The plague was said to have been imported into Marseilles by a merchant vessel, the ‘Grand Saint Antoine’, from Syria. On its way to Marseilles several deaths occurred on shipboard, but the cause was overlooked. On the 25th of May, 1720, two days after the arrival of the vessel, another death occurred among the crew. The disease was still not believed to be the plague, and although quarantine was instituted, new cases appeared among the crew and the dock laborers employed in unloading the vessel, and it was not until the disease reached the city that its true nature was recognized. The germs of the disease had then been scattered broadcast. Unsanitary a city as Marseilles is to-day, it must have been vastly more so in 1720. The result of the addition of plague germs to the want, misery and filthy condition was at once evident. During August the mortality averaged four and even five hundred per day. In September the daily mortality rose to 1,000. So great was the terror of the populace that it became impossible to secure bearers of the dead, to obtain nurses and attendants.

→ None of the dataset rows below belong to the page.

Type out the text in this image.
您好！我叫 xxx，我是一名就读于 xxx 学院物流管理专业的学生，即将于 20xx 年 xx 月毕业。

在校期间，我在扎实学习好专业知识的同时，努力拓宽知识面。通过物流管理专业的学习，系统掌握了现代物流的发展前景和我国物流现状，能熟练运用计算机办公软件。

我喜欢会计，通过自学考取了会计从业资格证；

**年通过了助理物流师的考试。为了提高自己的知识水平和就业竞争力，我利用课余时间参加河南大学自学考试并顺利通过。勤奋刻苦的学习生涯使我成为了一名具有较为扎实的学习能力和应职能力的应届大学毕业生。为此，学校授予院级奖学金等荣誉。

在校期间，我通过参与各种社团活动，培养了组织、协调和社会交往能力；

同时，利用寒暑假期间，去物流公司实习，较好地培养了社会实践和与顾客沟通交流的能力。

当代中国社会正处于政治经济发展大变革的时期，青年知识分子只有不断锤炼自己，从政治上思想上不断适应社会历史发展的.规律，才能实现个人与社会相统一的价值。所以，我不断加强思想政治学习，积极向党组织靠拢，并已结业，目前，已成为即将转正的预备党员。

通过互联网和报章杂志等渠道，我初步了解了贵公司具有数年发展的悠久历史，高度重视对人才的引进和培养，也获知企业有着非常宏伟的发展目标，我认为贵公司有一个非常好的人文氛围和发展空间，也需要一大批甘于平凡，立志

The dead were left in heaps upon the streets, so that it became necessary to transfer to the city 700 galley slaves, who were required to remove the bodies. These same galley slaves were even pressed into service as nurses. The diseased were abandoned by friends and relatives, and under such conditions it need not be wondered at that they received little or no attention from others. Food and water were denied to the unfortunates, and when food was administered to the pesthouses it was thrown into the windows by machinery.
The disease continued in Marseilles until December, 1721, but isolated cases persisted until April, 1722. During the fifteen months of its duration it carried off 40,000 of the population. According to Defoe, there died of the plague in Marseilles and within a league of its walls 60,000.

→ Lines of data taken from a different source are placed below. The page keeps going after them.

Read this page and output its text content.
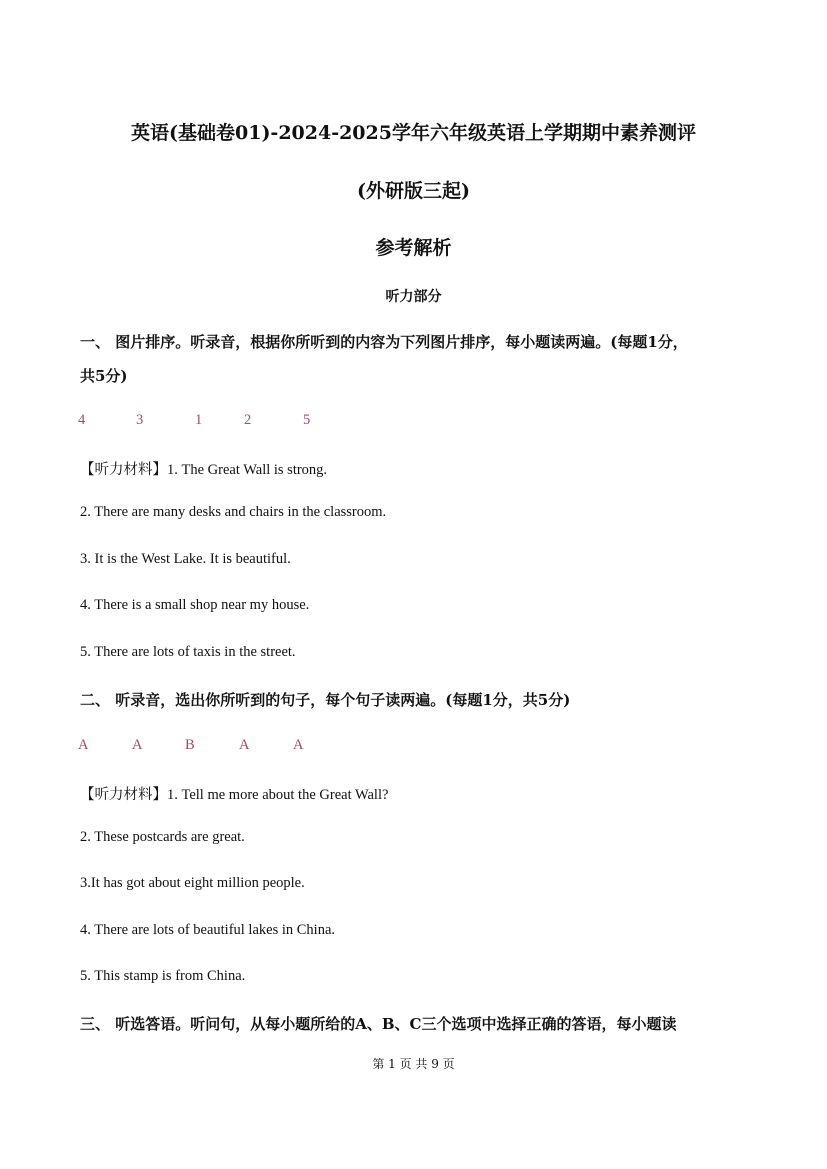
英语(基础卷01)-2024-2025学年六年级英语上学期期中素养测评
(外研版三起)
参考解析
听力部分
一、 图片排序。听录音，根据你所听到的内容为下列图片排序，每小题读两遍。(每题1分，
共5分)
4	3	1	2	5
【听力材料】1. The Great Wall is strong.
2. There are many desks and chairs in the classroom.
3. It is the West Lake. It is beautiful.
4. There is a small shop near my house.
5. There are lots of taxis in the street.
二、 听录音，选出你所听到的句子，每个句子读两遍。(每题1分，共5分)
A	A	B	A	A
【听力材料】1. Tell me more about the Great Wall?
2. These postcards are great.
3.It has got about eight million people.
4. There are lots of beautiful lakes in China.
5. This stamp is from China.
三、 听选答语。听问句，从每小题所给的A、B、C三个选项中选择正确的答语，每小题读
第 1 页 共 9 页
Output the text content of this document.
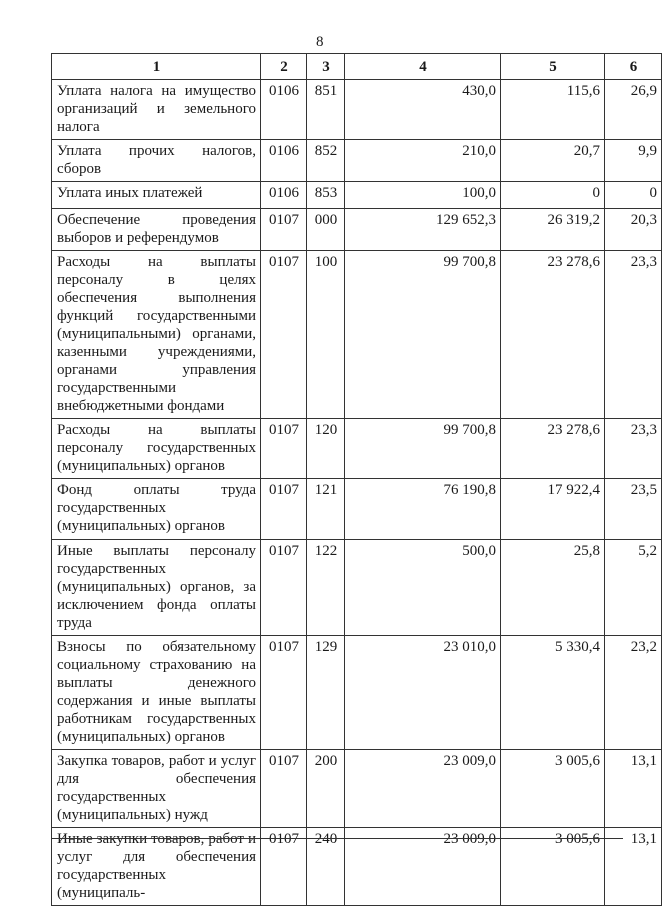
8
1	2	3	4	5	6
Уплата налога на имущество организаций и земельного налога	0106	851	430,0	115,6	26,9
Уплата прочих налогов, сборов	0106	852	210,0	20,7	9,9
Уплата иных платежей	0106	853	100,0	0	0
Обеспечение проведения выборов и референдумов	0107	000	129 652,3	26 319,2	20,3
Расходы на выплаты персоналу в целях обеспечения выполнения функций государственными (муниципальными) органами, казенными учреждениями, органами управления государственными внебюджетными фондами	0107	100	99 700,8	23 278,6	23,3
Расходы на выплаты персоналу государственных (муниципальных) органов	0107	120	99 700,8	23 278,6	23,3
Фонд оплаты труда государственных (муниципальных) органов	0107	121	76 190,8	17 922,4	23,5
Иные выплаты персоналу государственных (муниципальных) органов, за исключением фонда оплаты труда	0107	122	500,0	25,8	5,2
Взносы по обязательному социальному страхованию на выплаты денежного содержания и иные выплаты работникам государственных (муниципальных) органов	0107	129	23 010,0	5 330,4	23,2
Закупка товаров, работ и услуг для обеспечения государственных (муниципальных) нужд	0107	200	23 009,0	3 005,6	13,1
Иные закупки товаров, работ и услуг для обеспечения государственных (муниципаль-	0107	240	23 009,0	3 005,6	13,1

From Marseilles the plague reached Aix, and in the winter of 1720 and 1721 it carried off 18,000 of its people. It also reached Arles, where, in 1721, out of a population of 23,000, 10,000 died (forty-five per cent). The same year, in Toulon, which had a population of 26,000, the plague attacked 20,000 of the population, and of these 13,000, or about one-half of the original population, died.
The country districts about Marseilles were likewise invaded. Out of a population of 248,000, there died of the plague 88,000, or fully thirty-five per cent.